The present invention relates to a preassembled cable, for example, a cable including a coupler element or a plug connector, for the transmission of signals.
Numerous cables are used in motor vehicles or aircrafts, for example, and are often required in large numbers. A simple design and an uncomplicated preassembly are of great importance for the cost-effective provision of corresponding cables. Cables of this type must be manufactured such that they allow the transmission of signals at high data rates as required in a high-quality transmission of video signals, for example.
A multi-lead shielded cable, which includes a coupler element, is described, for example, in U.S. Patent Application Publication No. 2003/0199205. One of the disadvantages of the configuration described in U.S. Patent Application Publication No. 2003/0199205 is that the transmittable data rates are limited and that relatively many additional parts are required to produce such a cable.
Example embodiments of the present invention provide a cable which allows a high-quality signal transmission at high data rates and yet is able to be manufactured at relatively low production cost.
According to example embodiments of the present invention, a cable for the transmission of signals has a plurality of (especially twisted) leads, at whose internal conductors an electrically conductive end piece is affixed. At least one of the end pieces includes a first latching element. In addition, the cable has a coupler element, the coupler element having a body that has a geometrical longitudinal axis. Furthermore, the body includes parallel feed-throughs to accommodate the end pieces. The feed-throughs may extend in parallel to the longitudinal axis as well. At least one of the feed-through has a second latching element. The at least one end piece is introduced in the at least one feed-through such that the first latching element cooperates with the second latching element, so that the at least one end piece is latched to the body, or inside the body. In addition, the body has a first surface and a second surface to guide a mating piece, e.g., a mating plug, of the coupler element, the surfaces featuring an orientation such that the first surface has a radially outwardly directed normal vector, and the second surface has a radially inwardly directed normal vector.

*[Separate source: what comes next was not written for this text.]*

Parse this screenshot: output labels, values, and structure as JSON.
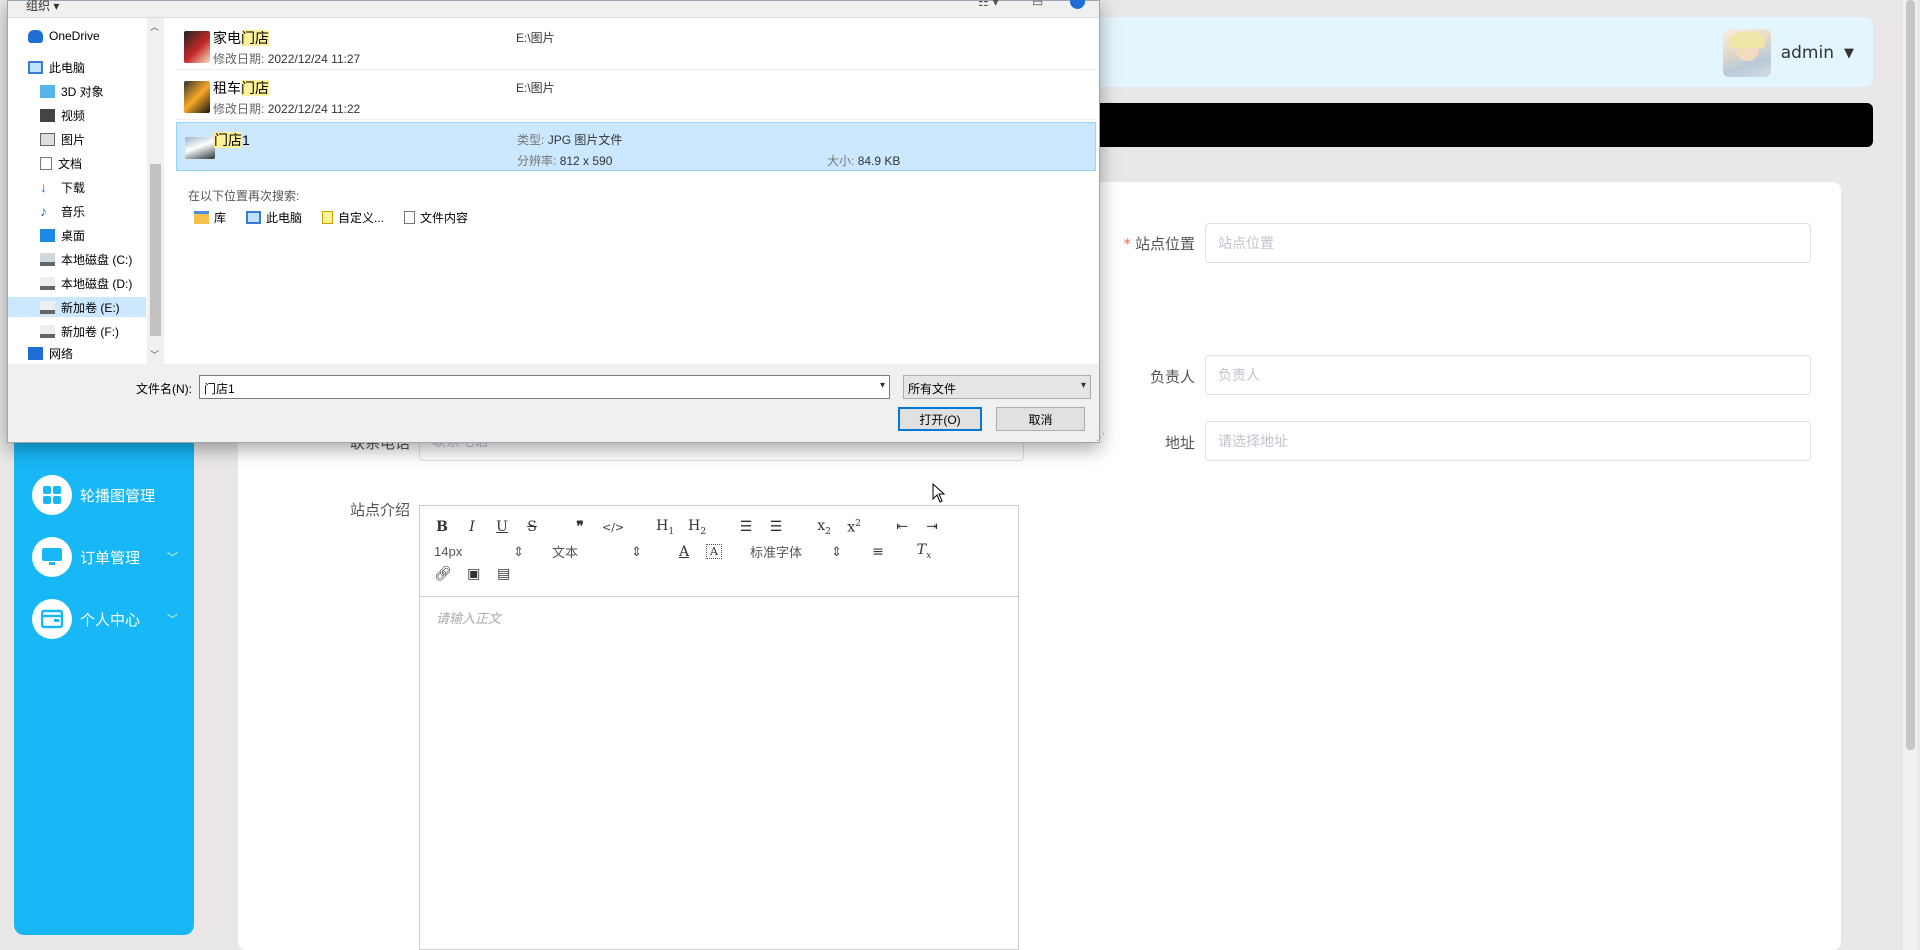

According to conventional nomenclature in geometry, a normal vector in this context is a vector arranged orthogonally on the particular surface. In one point, the normal vector of the curved surface therefore is the normal vector of the tangential plane in this point. In the present context, both normal vectors on the individual surfaces feature an orientation such that they have a radial directional component, but different directional signs. The radial direction is an alignment orthogonal to the longitudinal axis.
In cross-section or in a cross-sectional plane having an orthogonal orientation with respect to the longitudinal axis, the surfaces may be disposed radially opposite each other, separated by an air gap.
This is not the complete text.